En dehors de C2PA, il existe des sources plus simples mais étonnamment riches. La norme IPTC prévoit un champ pour le « type de source numérique », qui peut indiquer explicitement qu’un fichier a été généré par un algorithme — c’est précisément ce marqueur qui est référencé dans le code de conduite européen sur l’étiquetage. Les champs EXIF et XMP révèlent souvent l’outil utilisé. Et pour les fichiers PNG issus de générateurs d’images populaires, l’invite complète ainsi que les paramètres figurent dans l’en-tête du fichier — une découverte qui ne laisse place à aucune interprétation.

3. Filigranes invisibles

Certains fournisseurs intègrent un motif invisible à l’œil nu directement dans les pixels.

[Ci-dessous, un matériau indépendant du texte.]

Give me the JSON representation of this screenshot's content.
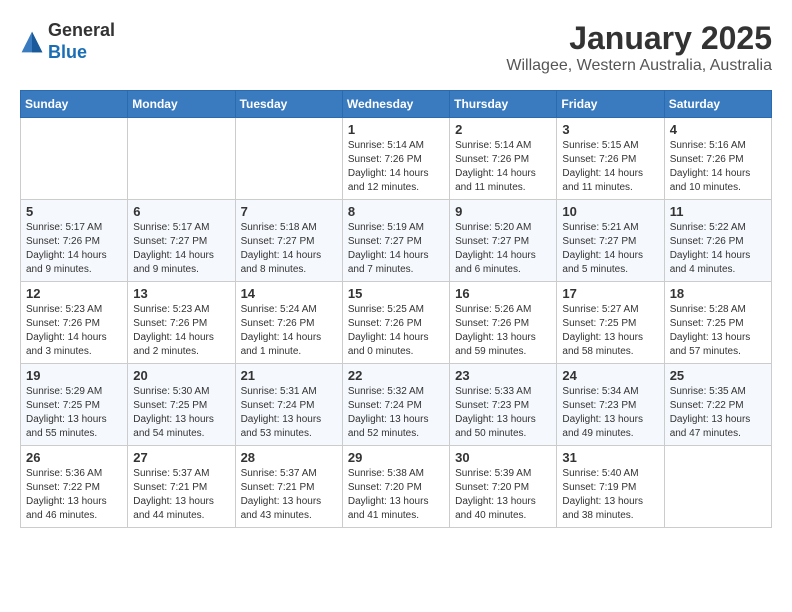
{
  "header": {
    "logo_general": "General",
    "logo_blue": "Blue",
    "title": "January 2025",
    "subtitle": "Willagee, Western Australia, Australia"
  },
  "weekdays": [
    "Sunday",
    "Monday",
    "Tuesday",
    "Wednesday",
    "Thursday",
    "Friday",
    "Saturday"
  ],
  "weeks": [
    [
      {
        "day": "",
        "info": ""
      },
      {
        "day": "",
        "info": ""
      },
      {
        "day": "",
        "info": ""
      },
      {
        "day": "1",
        "info": "Sunrise: 5:14 AM\nSunset: 7:26 PM\nDaylight: 14 hours and 12 minutes."
      },
      {
        "day": "2",
        "info": "Sunrise: 5:14 AM\nSunset: 7:26 PM\nDaylight: 14 hours and 11 minutes."
      },
      {
        "day": "3",
        "info": "Sunrise: 5:15 AM\nSunset: 7:26 PM\nDaylight: 14 hours and 11 minutes."
      },
      {
        "day": "4",
        "info": "Sunrise: 5:16 AM\nSunset: 7:26 PM\nDaylight: 14 hours and 10 minutes."
      }
    ],
    [
      {
        "day": "5",
        "info": "Sunrise: 5:17 AM\nSunset: 7:26 PM\nDaylight: 14 hours and 9 minutes."
      },
      {
        "day": "6",
        "info": "Sunrise: 5:17 AM\nSunset: 7:27 PM\nDaylight: 14 hours and 9 minutes."
      },
      {
        "day": "7",
        "info": "Sunrise: 5:18 AM\nSunset: 7:27 PM\nDaylight: 14 hours and 8 minutes."
      },
      {
        "day": "8",
        "info": "Sunrise: 5:19 AM\nSunset: 7:27 PM\nDaylight: 14 hours and 7 minutes."
      },
      {
        "day": "9",
        "info": "Sunrise: 5:20 AM\nSunset: 7:27 PM\nDaylight: 14 hours and 6 minutes."
      },
      {
        "day": "10",
        "info": "Sunrise: 5:21 AM\nSunset: 7:27 PM\nDaylight: 14 hours and 5 minutes."
      },
      {
        "day": "11",
        "info": "Sunrise: 5:22 AM\nSunset: 7:26 PM\nDaylight: 14 hours and 4 minutes."
      }
    ],
    [
      {
        "day": "12",
        "info": "Sunrise: 5:23 AM\nSunset: 7:26 PM\nDaylight: 14 hours and 3 minutes."
      },
      {
        "day": "13",
        "info": "Sunrise: 5:23 AM\nSunset: 7:26 PM\nDaylight: 14 hours and 2 minutes."
      },
      {
        "day": "14",
        "info": "Sunrise: 5:24 AM\nSunset: 7:26 PM\nDaylight: 14 hours and 1 minute."
      },
      {
        "day": "15",
        "info": "Sunrise: 5:25 AM\nSunset: 7:26 PM\nDaylight: 14 hours and 0 minutes."
      },
      {
        "day": "16",
        "info": "Sunrise: 5:26 AM\nSunset: 7:26 PM\nDaylight: 13 hours and 59 minutes."
      },
      {
        "day": "17",
        "info": "Sunrise: 5:27 AM\nSunset: 7:25 PM\nDaylight: 13 hours and 58 minutes."
      },
      {
        "day": "18",
        "info": "Sunrise: 5:28 AM\nSunset: 7:25 PM\nDaylight: 13 hours and 57 minutes."
      }
    ],
    [
      {
        "day": "19",
        "info": "Sunrise: 5:29 AM\nSunset: 7:25 PM\nDaylight: 13 hours and 55 minutes."
      },
      {
        "day": "20",
        "info": "Sunrise: 5:30 AM\nSunset: 7:25 PM\nDaylight: 13 hours and 54 minutes."
      },
      {
        "day": "21",
        "info": "Sunrise: 5:31 AM\nSunset: 7:24 PM\nDaylight: 13 hours and 53 minutes."
      },
      {
        "day": "22",
        "info": "Sunrise: 5:32 AM\nSunset: 7:24 PM\nDaylight: 13 hours and 52 minutes."
      },
      {
        "day": "23",
        "info": "Sunrise: 5:33 AM\nSunset: 7:23 PM\nDaylight: 13 hours and 50 minutes."
      },
      {
        "day": "24",
        "info": "Sunrise: 5:34 AM\nSunset: 7:23 PM\nDaylight: 13 hours and 49 minutes."
      },
      {
        "day": "25",
        "info": "Sunrise: 5:35 AM\nSunset: 7:22 PM\nDaylight: 13 hours and 47 minutes."
      }
    ],
    [
      {
        "day": "26",
        "info": "Sunrise: 5:36 AM\nSunset: 7:22 PM\nDaylight: 13 hours and 46 minutes."
      },
      {
        "day": "27",
        "info": "Sunrise: 5:37 AM\nSunset: 7:21 PM\nDaylight: 13 hours and 44 minutes."
      },
      {
        "day": "28",
        "info": "Sunrise: 5:37 AM\nSunset: 7:21 PM\nDaylight: 13 hours and 43 minutes."
      },
      {
        "day": "29",
        "info": "Sunrise: 5:38 AM\nSunset: 7:20 PM\nDaylight: 13 hours and 41 minutes."
      },
      {
        "day": "30",
        "info": "Sunrise: 5:39 AM\nSunset: 7:20 PM\nDaylight: 13 hours and 40 minutes."
      },
      {
        "day": "31",
        "info": "Sunrise: 5:40 AM\nSunset: 7:19 PM\nDaylight: 13 hours and 38 minutes."
      },
      {
        "day": "",
        "info": ""
      }
    ]
  ]
}
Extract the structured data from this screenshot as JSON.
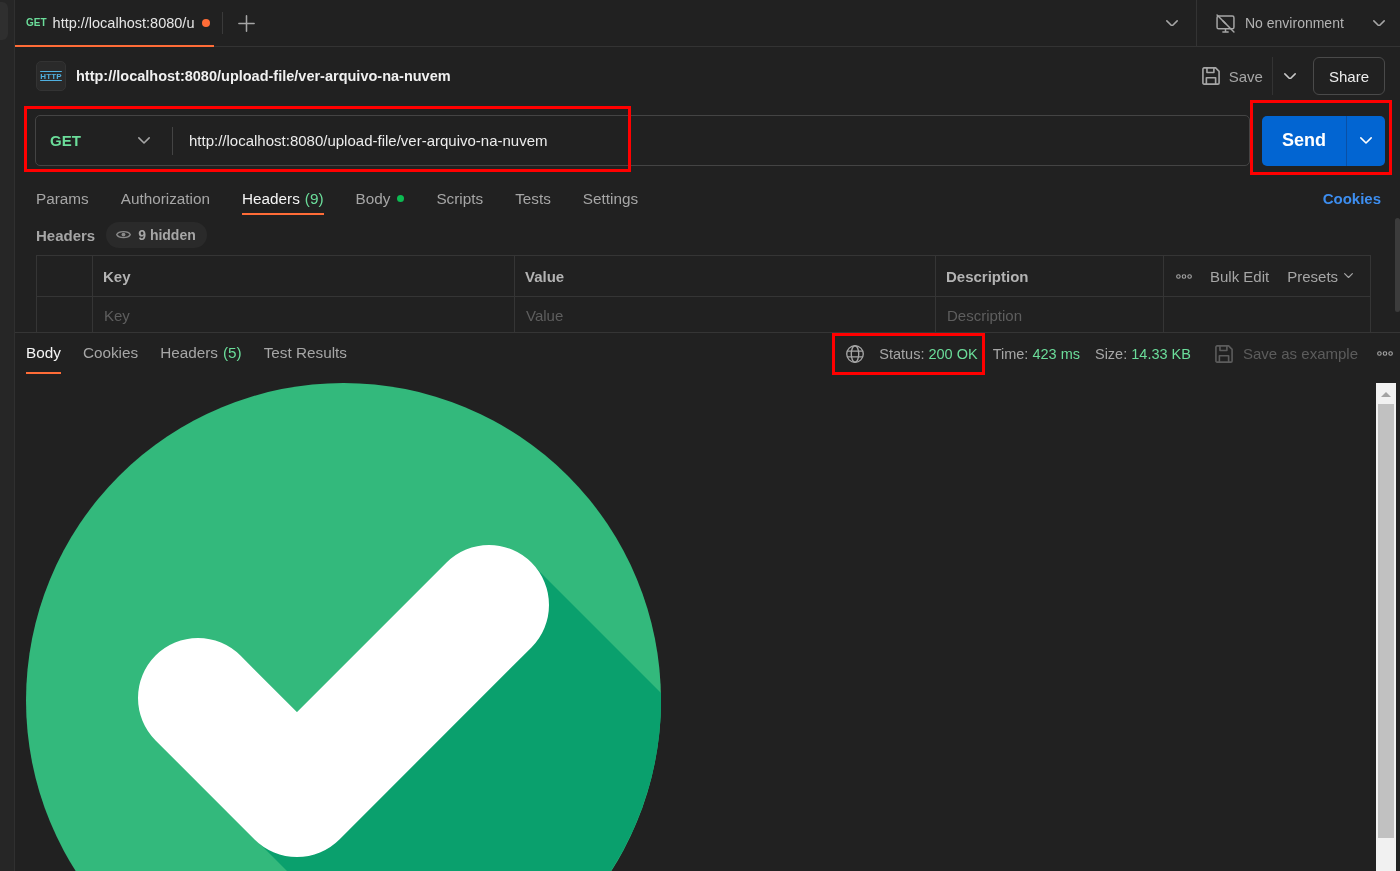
{
  "tab_bar": {
    "tabs": [
      {
        "method": "GET",
        "title": "http://localhost:8080/u",
        "unsaved": true,
        "selected": true
      }
    ],
    "environment": {
      "label": "No environment"
    }
  },
  "request": {
    "protocol_badge": "HTTP",
    "title": "http://localhost:8080/upload-file/ver-arquivo-na-nuvem",
    "save_label": "Save",
    "share_label": "Share",
    "method": "GET",
    "url": "http://localhost:8080/upload-file/ver-arquivo-na-nuvem",
    "send_label": "Send",
    "url_highlighted": true,
    "send_highlighted": true
  },
  "request_tabs": {
    "tabs": [
      {
        "label": "Params",
        "selected": false,
        "dot": false
      },
      {
        "label": "Authorization",
        "selected": false,
        "dot": false
      },
      {
        "label": "Headers",
        "count": "(9)",
        "selected": true,
        "dot": false
      },
      {
        "label": "Body",
        "selected": false,
        "dot": true
      },
      {
        "label": "Scripts",
        "selected": false,
        "dot": false
      },
      {
        "label": "Tests",
        "selected": false,
        "dot": false
      },
      {
        "label": "Settings",
        "selected": false,
        "dot": false
      }
    ],
    "cookies_link": "Cookies"
  },
  "headers": {
    "title": "Headers",
    "hidden_label": "9 hidden",
    "table": {
      "columns": [
        "Key",
        "Value",
        "Description"
      ],
      "actions": [
        "Bulk Edit",
        "Presets"
      ],
      "new_row": [
        {
          "placeholder": "Key"
        },
        {
          "placeholder": "Value"
        },
        {
          "placeholder": "Description"
        }
      ]
    }
  },
  "response": {
    "tabs": [
      {
        "label": "Body",
        "selected": true
      },
      {
        "label": "Cookies",
        "selected": false
      },
      {
        "label": "Headers",
        "count": "(5)",
        "selected": false
      },
      {
        "label": "Test Results",
        "selected": false
      }
    ],
    "status": {
      "label": "Status:",
      "value": "200 OK",
      "highlighted": true
    },
    "time": {
      "label": "Time:",
      "value": "423 ms"
    },
    "size": {
      "label": "Size:",
      "value": "14.33 KB"
    },
    "save_example": {
      "label": "Save as example",
      "disabled": true
    }
  }
}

L’avantage par rapport aux métadonnées : il résiste à la compression et au recadrage. L’inconvénient : ces filigranes ne peuvent généralement être lus que par celui qui les a créés. En pratique, cela signifie qu’il faut compter sur la coopération des fournisseurs.

4. Classificateurs statistiques

Si toutes les traces ont disparu, il reste l’analyse du contenu lui-même. Les classificateurs modernes atteignent de très bons taux de réussite sur les images, et identifient souvent même le modèle utilisé. Pour les textes, la situation est plus délicate : les bons détecteurs sont souvent justes, mais chacun d’eux produit des erreurs — dans les deux sens. Des textes humains soigneusement rédigés peuvent être faussement classés comme générés par une machine, tandis que des textes IA retravaillés peuvent passer inaperçus.

Un détecteur fournit une probabilité, pas une vérité. Prendre cela pour une affirmation, c’est confondre la statistique avec la preuve.

Pourquoi les couches ne suffisent pas à elles seules

En combinant ces méthodes, le résultat devient nettement plus fiable : une preuve cryptographique l’emporte sur toute estimation, une invite intégrée constitue une preuve matérielle, et un classificateur permet de traiter les cas où toutes les traces ont été supprimées. Malgré tout, une part d’incertitude subsiste — et ce n’est pas une faiblesse technique, mais une caractéristique intrinsèque du problème.

C’est pourquoi, chez Provifai, nous faisons délibérément les choses autrement : notre analyse fournit les éléments de preuve, mais la décision finale revient à l’exploitant. Pour chaque résultat, il voit quelle méthode a détecté quelque chose et avec quel degré de certitude — puis il confirme ou infirme. Cela évite la pire conséquence d’une détection automatique : qu’une personne soit injustement accusée d’un contenu qu’elle a elle-même photographié.

Règle pratique

Considérez les résultats de détection comme des indices, non comme des jugements. Examinez en priorité les cas avec des preuves solides — métadonnées, signatures, invites intégrées — et décidez consciemment pour le reste.